Facts about months

February: ‘Februua’ is a Roman holiday.

March: ‘Mars’ is a planet. This is the ‘God of Youth’ and it is also the spring season, it adds beauty to nature.

April: Comes from the Latin word ‘Asperio’. In this month flowers bloom, hence it is given this name.

May: Called ‘Krithka Star’ in India and in Europe it is called ‘Star of Thoras’. It is the bright star rises with the seen.

June: Is named after the Roman king ‘Juniyas’.

July: Is named after Julius Ceasar.

August: Is named after Augustus Ceaser.

September: It is called the seventh month (Previously the year used to commence from March).

October: It is called eighth month.

November: It is called ninth month.

December: It is called 10th month.

Bharatiya Time

In 1150 AD, Bhaskaracharya wrote in his renowned Siddhanta Shiromani as follows:

1 Dar (Dina) has 60 Galige (24 hours).

1 Galige has 60 Vighalige (24 minutes).

1 Vighaligay has 60 Paragalige (24 seconds).

1 Paragalige has 60 Sookshmagalige (0.4 seconds)

1 Sookshmagalige = 0.0067 seconds

In a year there are 365.25848 days (365 Dina, 15 Galige, 30 Vighalige, 20 Paragalige and 30  Sookshmagalige).

The above is the indication of the precision that characterised our ancient Indian scientists. Now at present we are calculating as follows: 365 days, six hours, 12 minutes and 30 seconds.

Days of the week

In English calendar the days of the week are named after seven heavenly bodies.
Sunday: Sun’s day; in German ‘Sonne’, it is ‘Dies Solis’ in Latin. In Sanskrit, it has many names for example Ravi, Bhaanu, Bhaskara, Surya, Adithya and Anka (The adjective solar is now adopted in English).

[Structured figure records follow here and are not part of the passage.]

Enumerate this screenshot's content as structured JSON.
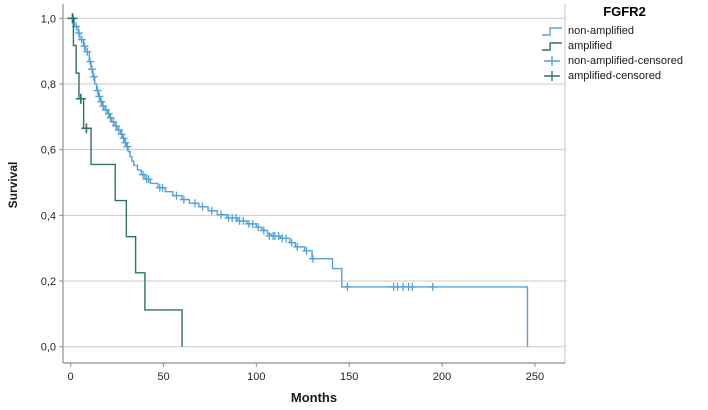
{
  "figure": {
    "xlabel": "Months",
    "ylabel": "Survival"
  },
  "legend": {
    "title": "FGFR2",
    "entries": [
      {
        "label": "non-amplified",
        "symbol": "step",
        "color": "#54A2DA"
      },
      {
        "label": "amplified",
        "symbol": "step",
        "color": "#31706B"
      },
      {
        "label": "non-amplified-censored",
        "symbol": "plus",
        "color": "#54A2DA"
      },
      {
        "label": "amplified-censored",
        "symbol": "plus",
        "color": "#31706B"
      }
    ]
  },
  "chart_data": {
    "type": "line",
    "subtype": "kaplan-meier-step",
    "title": "FGFR2",
    "xlabel": "Months",
    "ylabel": "Survival",
    "xlim": [
      -4.1,
      266.2
    ],
    "ylim": [
      -0.0496,
      1.0435
    ],
    "x_ticks": [
      0,
      50,
      100,
      150,
      200,
      250
    ],
    "x_tick_labels": [
      "0",
      "50",
      "100",
      "150",
      "200",
      "250"
    ],
    "y_ticks": [
      0.0,
      0.2,
      0.4,
      0.6,
      0.8,
      1.0
    ],
    "y_tick_labels": [
      "0,0",
      "0,2",
      "0,4",
      "0,6",
      "0,8",
      "1,0"
    ],
    "grid": true,
    "legend_position": "top-right-outside",
    "axis_color": "#8F8F8F",
    "grid_color": "#CBCBCB",
    "frame_color": "#C4C4C4",
    "text_color": "#262626",
    "series": [
      {
        "name": "non-amplified",
        "color": "#54A2DA",
        "steps": [
          [
            0,
            1.0
          ],
          [
            2,
            0.975
          ],
          [
            4,
            0.955
          ],
          [
            5,
            0.935
          ],
          [
            7,
            0.915
          ],
          [
            8,
            0.898
          ],
          [
            10,
            0.868
          ],
          [
            11,
            0.845
          ],
          [
            12,
            0.822
          ],
          [
            13,
            0.8
          ],
          [
            14,
            0.78
          ],
          [
            15,
            0.762
          ],
          [
            16,
            0.746
          ],
          [
            17,
            0.733
          ],
          [
            18,
            0.721
          ],
          [
            20,
            0.709
          ],
          [
            21,
            0.697
          ],
          [
            22,
            0.685
          ],
          [
            24,
            0.672
          ],
          [
            25,
            0.66
          ],
          [
            27,
            0.647
          ],
          [
            28,
            0.635
          ],
          [
            29,
            0.621
          ],
          [
            30,
            0.609
          ],
          [
            31,
            0.594
          ],
          [
            32,
            0.579
          ],
          [
            33,
            0.565
          ],
          [
            34,
            0.552
          ],
          [
            36,
            0.538
          ],
          [
            38,
            0.524
          ],
          [
            40,
            0.51
          ],
          [
            43,
            0.497
          ],
          [
            47,
            0.484
          ],
          [
            51,
            0.472
          ],
          [
            55,
            0.46
          ],
          [
            60,
            0.448
          ],
          [
            64,
            0.437
          ],
          [
            69,
            0.426
          ],
          [
            74,
            0.414
          ],
          [
            79,
            0.402
          ],
          [
            84,
            0.392
          ],
          [
            90,
            0.383
          ],
          [
            95,
            0.374
          ],
          [
            100,
            0.364
          ],
          [
            103,
            0.354
          ],
          [
            106,
            0.343
          ],
          [
            108,
            0.337
          ],
          [
            113,
            0.33
          ],
          [
            118,
            0.317
          ],
          [
            121,
            0.304
          ],
          [
            126,
            0.292
          ],
          [
            130,
            0.268
          ],
          [
            141,
            0.238
          ],
          [
            146,
            0.182
          ],
          [
            246,
            0
          ]
        ],
        "censored": [
          [
            1.5,
            1.0
          ],
          [
            3,
            0.975
          ],
          [
            4.5,
            0.955
          ],
          [
            6,
            0.935
          ],
          [
            7.5,
            0.915
          ],
          [
            9,
            0.898
          ],
          [
            10.5,
            0.868
          ],
          [
            11.5,
            0.845
          ],
          [
            12.5,
            0.822
          ],
          [
            14.5,
            0.78
          ],
          [
            15.5,
            0.762
          ],
          [
            16.5,
            0.746
          ],
          [
            17.5,
            0.733
          ],
          [
            19,
            0.721
          ],
          [
            20.5,
            0.709
          ],
          [
            21.5,
            0.697
          ],
          [
            23,
            0.685
          ],
          [
            24.5,
            0.672
          ],
          [
            26,
            0.66
          ],
          [
            27.5,
            0.647
          ],
          [
            28.5,
            0.635
          ],
          [
            29.5,
            0.621
          ],
          [
            30.5,
            0.609
          ],
          [
            39,
            0.524
          ],
          [
            41,
            0.51
          ],
          [
            42,
            0.51
          ],
          [
            48,
            0.484
          ],
          [
            49.5,
            0.484
          ],
          [
            57,
            0.46
          ],
          [
            61,
            0.448
          ],
          [
            67,
            0.437
          ],
          [
            71,
            0.426
          ],
          [
            76,
            0.414
          ],
          [
            81,
            0.402
          ],
          [
            85,
            0.392
          ],
          [
            87,
            0.392
          ],
          [
            89,
            0.392
          ],
          [
            91,
            0.383
          ],
          [
            93,
            0.383
          ],
          [
            96,
            0.374
          ],
          [
            98,
            0.374
          ],
          [
            101,
            0.364
          ],
          [
            104,
            0.354
          ],
          [
            107,
            0.337
          ],
          [
            109,
            0.337
          ],
          [
            110,
            0.337
          ],
          [
            112,
            0.337
          ],
          [
            114,
            0.33
          ],
          [
            116,
            0.33
          ],
          [
            119,
            0.317
          ],
          [
            122,
            0.304
          ],
          [
            127,
            0.292
          ],
          [
            130.5,
            0.268
          ],
          [
            149,
            0.182
          ],
          [
            174,
            0.182
          ],
          [
            176,
            0.182
          ],
          [
            179,
            0.182
          ],
          [
            182,
            0.182
          ],
          [
            184,
            0.182
          ],
          [
            195,
            0.182
          ]
        ]
      },
      {
        "name": "amplified",
        "color": "#31706B",
        "steps": [
          [
            0,
            1.0
          ],
          [
            1.5,
            0.917
          ],
          [
            3,
            0.833
          ],
          [
            4.5,
            0.755
          ],
          [
            7,
            0.665
          ],
          [
            11,
            0.555
          ],
          [
            24,
            0.445
          ],
          [
            30,
            0.335
          ],
          [
            35,
            0.225
          ],
          [
            40,
            0.112
          ],
          [
            60,
            0
          ]
        ],
        "censored": [
          [
            1,
            1.0
          ],
          [
            5.5,
            0.755
          ],
          [
            8.5,
            0.665
          ]
        ]
      }
    ]
  }
}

Monday: Moon’s day; in German ‘Montag’, in Latin ‘Dies Lunae’, in Sanskrit - Somavana, Shashi, Shashanka (adjective lunar is being used in English).

Tuesday: Derived from the Teutonic ‘God of Law Tiw’. In Latin it was named after the planet Mars. In Sanskrit it is called Mangala Kuja.

Wednesday: Derive from Teutonic ‘Wotan Woden/ Odin’. God of Wisdom is identified with the Roman/ Greek God Mercury. Budha in Sanskrit.

Thursday: Thor is the chief of the Teutonic Pantheon. He corresponds to the Latin/ Greek Jupiter.

Friday: It is described as the Teutonic to Frigg of Freya, Goddess of love but not marriage. The Sanskrit however continues to adopt masculine Shukra of the planet Venus.

But Shukravara is sacred to Godess Lakshmi and she is identified with love and prosperity.

Saturday: It is ascribed to Saturn. Both planet and Greco-Roman God Saturnus., Roman God of Agriculture. In Sanskrit it is devoted to Shani and called Shanivara.
The brief account reflects the history of Indo-European Judic mankind.